本以为这件事告一段落,后来是莫珊珊主动找童真,两个人约在三里屯吃下午茶。再次见到莫珊珊,童真心里还是泛起波澜,她倒是一点没变,像往常一样地自顾自地讲八卦聊男人。童真知道她不是什么好人,但没想过是真的坏,若标榜身为女性要独立确实值得赞赏,但用欺骗来换就是人格的问题,只是面对这个好友,实在又不忍心把她与那些女人混为一谈。

聊了很多无关紧要的人,莫珊珊突然问她,“听夏风说,你们大学就认识了啊。”

“……嗯。”童真迟疑了一下,全程没有看莫珊珊,低着头吃沙拉。

“他说你一直没谈过恋爱,但是对他每个恋爱对象挺关心的。”莫珊珊的语气有些奇怪。

“你想说什么。”

“别这么认真,就是聊聊,你们不是朋友嘛。”

“哦。”

“这个耳钉是夏风送的?”莫珊珊又转移话题,伸手在她耳朵上摸了摸,“哟,都生锈了,这么多年了,还戴着呐。”

“他跟你说的?”

“对啊,他还说你,”莫珊珊盯着她,眼神和语气都越来越奇怪,“不喜欢男人。”

童真腹诽,眼角余光都不想看到对方。

“哈哈,我当然是不信了。”莫珊珊笑起来,摆弄起自己精心烫过的卷发,然后一个字一个字地说,“因为我知道,你喜欢他。”

童真的叉子不小心掉在地上,她弯下腰去捡时,用力皱了一下眉,然后强装平静坐好,隔了几秒钟,冰冷地回道,“你想多了。”

“呵呵,亲爱的,大家都是女人,有些东西不用想,不用看,闻都闻得出来,上次在许仙楼,我就闻到了……”莫珊珊煞有介事地闻了一下,“一股子醋味。”

童真沉默。

“许潺是你找来的吧。”莫珊珊的语气又变了。童真抬眼看她,想说什么,却被莫珊珊打断,“夏风让你帮他这忙真是委屈你了,但你以为把许潺找来就可以破坏这次求婚吗?我告诉你,不可能的,跟夏风这才认识几天,我想要的东西还没到手,就那么容易被你离间了,我傻啊。我莫珊珊没什么拯救世界的本领,唯一的本事就是,拼了命也会把属于我的东西抓牢了。”

“你不怕我告诉他?”

“怕啊!”莫珊珊嘟起嘴,装起弱者来,“但是有人应该也很怕,给夏风知道她喜欢他吧。”

童真惊了,一场仗还没打,就先被敌人找准了自己的命门,不费吹灰之力就将自己摧毁得溃不成军,童真这边的军队,有二十岁的自己、十五岁的自己,和二十八岁的自己,她们手牵着,大喊着,夏风我喜欢你。
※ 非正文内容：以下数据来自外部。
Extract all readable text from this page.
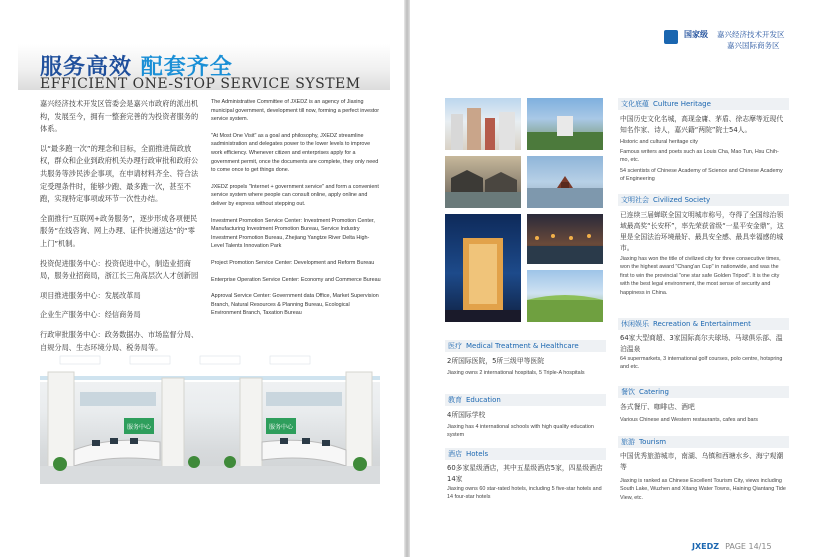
服务高效 配套齐全
EFFICIENT ONE-STOP SERVICE SYSTEM

嘉兴经济技术开发区管委会是嘉兴市政府的派出机构，发展至今，拥有一整套完善的为投资者服务的体系。

以“最多跑一次”的理念和目标，全面推进简政放权，群众和企业到政府机关办理行政审批和政府公共服务等涉民涉企事项，在申请材料齐全、符合法定受理条件时，能够少跑、最多跑一次，甚至不跑，实现特定事项或环节一次性办结。

全面推行“互联网+政务服务”，逐步形成各项便民服务“在线咨询、网上办理、证件快递送达”的“零上门”机制。

投资促进服务中心：投资促进中心，制造业招商局，服务业招商局，浙江长三角高层次人才创新园

项目推进服务中心：发展改革局

企业生产服务中心：经信商务局

行政审批服务中心：政务数据办、市场监督分局、自规分局、生态环境分局、税务局等。

The Administrative Committee of JXEDZ is an agency of Jiaxing municipal government, development till now, forming a perfect investor service system.

"At Most One Visit" as a goal and philosophy, JXEDZ streamline sadministration and delegates power to the lower levels to improve work efficiency. Whenever citizen and enterprises apply for a government permit, once the documents are complete, they only need to come once to get things done.

JXEDZ propels "Internet + government service" and form a convenient service system where people can consult online, apply online and deliver by express without stepping out.

Investment Promotion Service Center: Investment Promotion Center, Manufacturing Investment Promotion Bureau, Service Industry Investment Promotion Bureau, Zhejiang Yangtze River Delta High-Level Talents Innovation Park

Project Promotion Service Center: Development and Reform Bureau

Enterprise Operation Service Center: Economy and Commerce Bureau

Approval Service Center: Government data Office, Market Supervision Branch, Natural Resources & Planning Bureau, Ecological Environment Branch, Taxation Bureau

服务中心	服务中心
国家级 嘉兴经济技术开发区
嘉兴国际商务区
文化底蕴 Culture Heritage
中国历史文化名城，高现金庸、茅盾、徐志摩等近现代知名作家、诗人，嘉兴籍“两院”院士54人。
Historic and cultural heritage city
Famous writers and poets such as Louis Cha, Mao Tun, Hsu Chih-mo, etc.
54 scientists of Chinese Academy of Science and Chinese Academy of Engineering
文明社会 Civilized Society
已连续三届蝉联全国文明城市称号，夺得了全国综治领域最高奖“长安杯”，率先荣获省级“一星平安金鼎”，这里是全国法治环境最好、最具安全感、最具幸福感的城市。
Jiaxing has won the title of civilized city for three consecutive times, won the highest award "Chang'an Cup" in nationwide, and was the first to win the provincial "one star safe Golden Tripod". It is the city with the best legal environment, the most sense of security and happiness in China.
休闲娱乐 Recreation & Entertainment
64家大型商超、3家国际高尔夫球场、马球俱乐部、温泊温泉
64 supermarkets, 3 international golf courses, polo centre, hotspring and etc.
餐饮 Catering
各式餐厅、咖啡店、酒吧
Various Chinese and Western restaurants, cafes and bars
旅游 Tourism
中国优秀旅游城市，南湖、乌镇和西塘水乡、海宁观潮等
Jiaxing is ranked as Chinese Excellent Tourism City, views including South Lake, Wuzhen and Xitang Water Towns, Haining Qiantang Tide View, etc.
医疗 Medical Treatment & Healthcare
2所国际医院，5所三级甲等医院
Jiaxing owns 2 international hospitals, 5 Triple-A hospitals
教育 Education
4所国际学校
Jiaxing has 4 international schools with high quality education system
酒店 Hotels
60多家星级酒店，其中五星级酒店5家，四星级酒店14家
Jiaxing owns 60 star-rated hotels, including 5 five-star hotels and 14 four-star hotels
JXEDZ PAGE 14/15
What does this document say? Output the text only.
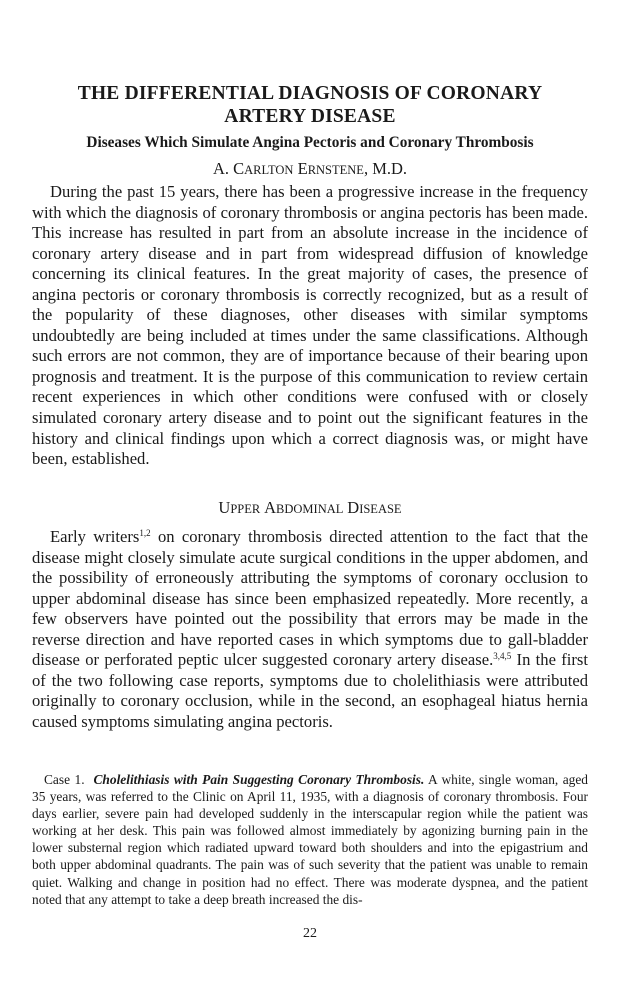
THE DIFFERENTIAL DIAGNOSIS OF CORONARY ARTERY DISEASE
Diseases Which Simulate Angina Pectoris and Coronary Thrombosis
A. CARLTON ERNSTENE, M.D.

During the past 15 years, there has been a progressive increase in the frequency with which the diagnosis of coronary thrombosis or angina pectoris has been made. This increase has resulted in part from an absolute increase in the incidence of coronary artery disease and in part from widespread diffusion of knowledge concerning its clinical features. In the great majority of cases, the presence of angina pectoris or coronary thrombosis is correctly recognized, but as a result of the popularity of these diagnoses, other diseases with similar symptoms undoubtedly are being included at times under the same classifications. Although such errors are not common, they are of importance because of their bearing upon prognosis and treatment. It is the purpose of this communication to review certain recent experiences in which other conditions were confused with or closely simulated coronary artery disease and to point out the significant features in the history and clinical findings upon which a correct diagnosis was, or might have been, established.

UPPER ABDOMINAL DISEASE

Early writers$^{1,2}$ on coronary thrombosis directed attention to the fact that the disease might closely simulate acute surgical conditions in the upper abdomen, and the possibility of erroneously attributing the symptoms of coronary occlusion to upper abdominal disease has since been emphasized repeatedly. More recently, a few observers have pointed out the possibility that errors may be made in the reverse direction and have reported cases in which symptoms due to gall-bladder disease or perforated peptic ulcer suggested coronary artery disease.$^{3,4,5}$ In the first of the two following case reports, symptoms due to cholelithiasis were attributed originally to coronary occlusion, while in the second, an esophageal hiatus hernia caused symptoms simulating angina pectoris.

Case 1. Cholelithiasis with Pain Suggesting Coronary Thrombosis. A white, single woman, aged 35 years, was referred to the Clinic on April 11, 1935, with a diagnosis of coronary thrombosis. Four days earlier, severe pain had developed suddenly in the interscapular region while the patient was working at her desk. This pain was followed almost immediately by agonizing burning pain in the lower substernal region which radiated upward toward both shoulders and into the epigastrium and both upper abdominal quadrants. The pain was of such severity that the patient was unable to remain quiet. Walking and change in position had no effect. There was moderate dyspnea, and the patient noted that any attempt to take a deep breath increased the dis-

22
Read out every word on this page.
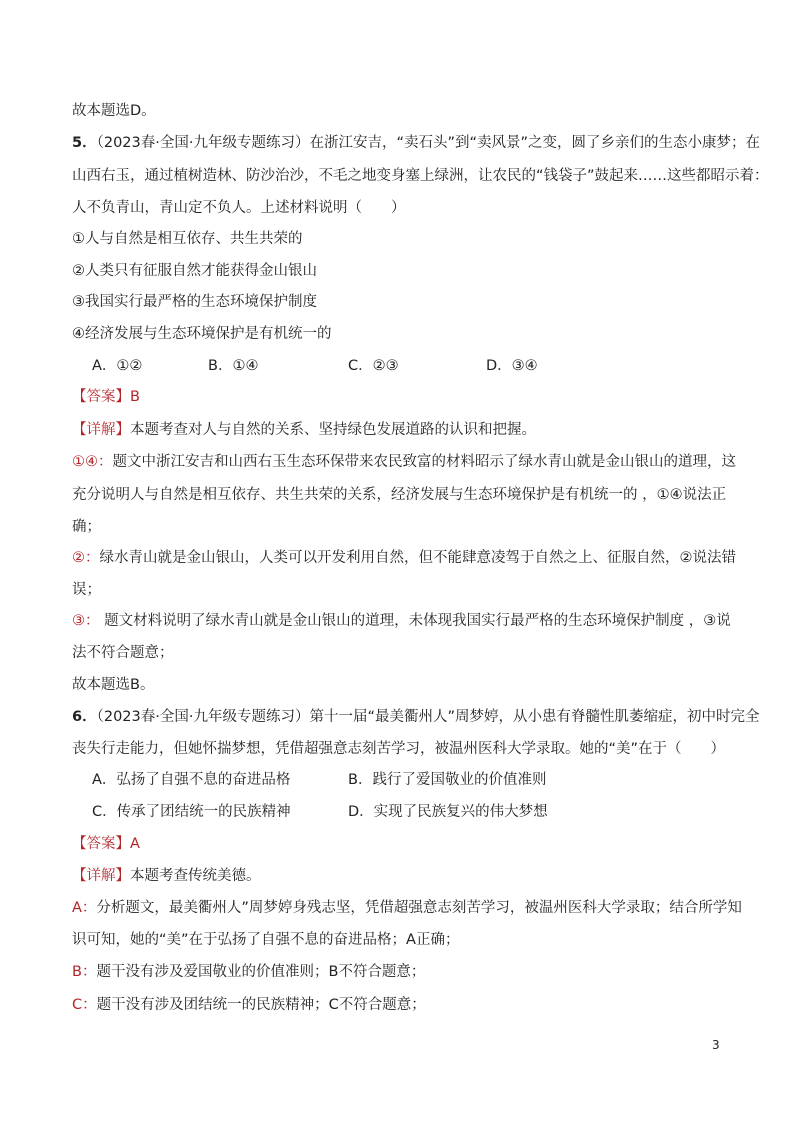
故本题选D。
5．（2023春·全国·九年级专题练习）在浙江安吉，“卖石头”到“卖风景”之变，圆了乡亲们的生态小康梦；在
山西右玉，通过植树造林、防沙治沙，不毛之地变身塞上绿洲，让农民的“钱袋子”鼓起来……这些都昭示着：
人不负青山，青山定不负人。上述材料说明（　　）
①人与自然是相互依存、共生共荣的
②人类只有征服自然才能获得金山银山
③我国实行最严格的生态环境保护制度
④经济发展与生态环境保护是有机统一的
A．①②	B．①④	C．②③	D．③④
【答案】B
【详解】本题考查对人与自然的关系、坚持绿色发展道路的认识和把握。
①④：题文中浙江安吉和山西右玉生态环保带来农民致富的材料昭示了绿水青山就是金山银山的道理，这
充分说明人与自然是相互依存、共生共荣的关系，经济发展与生态环境保护是有机统一的 ，①④说法正
确；
②：绿水青山就是金山银山，人类可以开发利用自然，但不能肆意凌驾于自然之上、征服自然，②说法错
误；
③： 题文材料说明了绿水青山就是金山银山的道理，未体现我国实行最严格的生态环境保护制度 ，③说
法不符合题意；
故本题选B。
6．（2023春·全国·九年级专题练习）第十一届“最美衢州人”周梦婷，从小患有脊髓性肌萎缩症，初中时完全
丧失行走能力，但她怀揣梦想，凭借超强意志刻苦学习，被温州医科大学录取。她的“美”在于（　　）
A．弘扬了自强不息的奋进品格	B．践行了爱国敬业的价值准则
C．传承了团结统一的民族精神	D．实现了民族复兴的伟大梦想
【答案】A
【详解】本题考查传统美德。
A：分析题文，最美衢州人”周梦婷身残志坚，凭借超强意志刻苦学习，被温州医科大学录取；结合所学知
识可知，她的“美”在于弘扬了自强不息的奋进品格；A正确；
B：题干没有涉及爱国敬业的价值准则；B不符合题意；
C：题干没有涉及团结统一的民族精神；C不符合题意；
3
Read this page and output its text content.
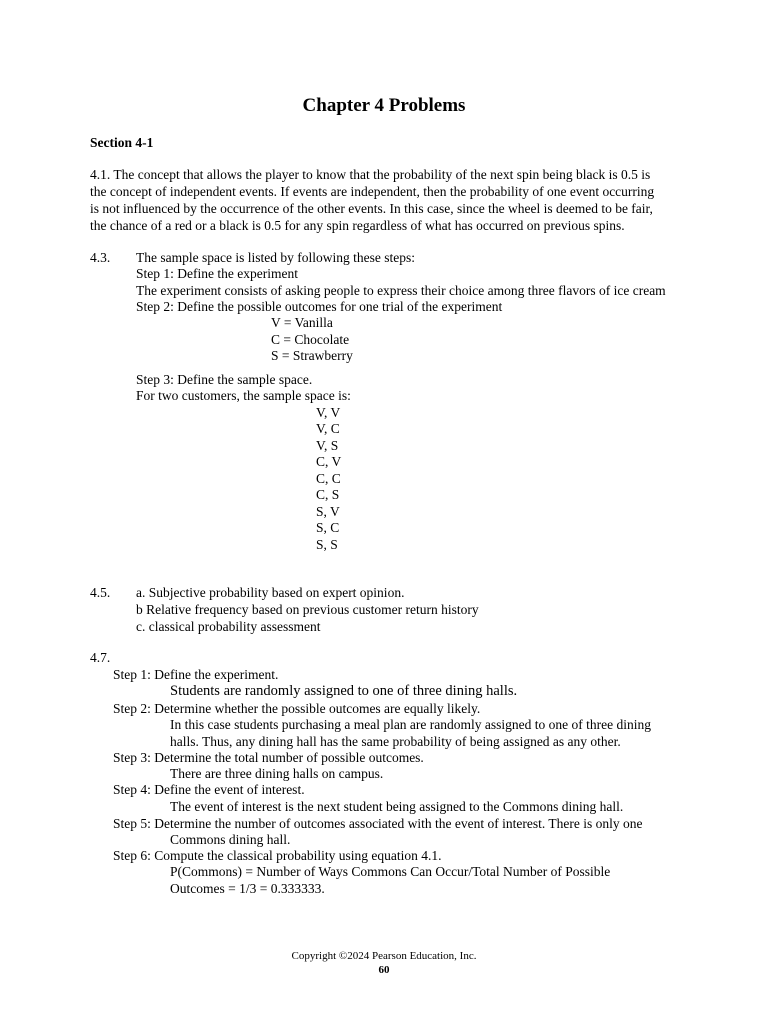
Chapter 4 Problems

Section 4-1

4.1. The concept that allows the player to know that the probability of the next spin being black is 0.5 is

the concept of independent events. If events are independent, then the probability of one event occurring

is not influenced by the occurrence of the other events. In this case, since the wheel is deemed to be fair,

the chance of a red or a black is 0.5 for any spin regardless of what has occurred on previous spins.

4.3. The sample space is listed by following these steps:

Step 1: Define the experiment

The experiment consists of asking people to express their choice among three flavors of ice cream

Step 2: Define the possible outcomes for one trial of the experiment

V = Vanilla

C = Chocolate

S = Strawberry

Step 3: Define the sample space.

For two customers, the sample space is:

V, V

V, C

V, S

C, V

C, C

C, S

S, V

S, C

S, S

4.5. a. Subjective probability based on expert opinion.

b Relative frequency based on previous customer return history

c. classical probability assessment

4.7.

Step 1: Define the experiment.

Students are randomly assigned to one of three dining halls.

Step 2: Determine whether the possible outcomes are equally likely.

In this case students purchasing a meal plan are randomly assigned to one of three dining

halls. Thus, any dining hall has the same probability of being assigned as any other.

Step 3: Determine the total number of possible outcomes.

There are three dining halls on campus.

Step 4: Define the event of interest.

The event of interest is the next student being assigned to the Commons dining hall.

Step 5: Determine the number of outcomes associated with the event of interest. There is only one

Commons dining hall.

Step 6: Compute the classical probability using equation 4.1.

P(Commons) = Number of Ways Commons Can Occur/Total Number of Possible

Outcomes = 1/3 = 0.333333.

Copyright ©2024 Pearson Education, Inc.

60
见过莫珊珊之后,童真独自在三里屯酒吧街闲逛,门口有很多揽客的人,她披着一件单薄的黑色衬衣,落寞地一路摇着头,直到在一家叫作“二楼”的酒吧前停下,她听见里面在放温岚的《夏天的风》。想起有一年跟夏风去武夷山的时候,两个人爬到最高点,累得已经不成样子,夏风突然把耳机放进她左耳,就是这首歌,在云海和落日里,他说,今后听到这首歌,就要想起我。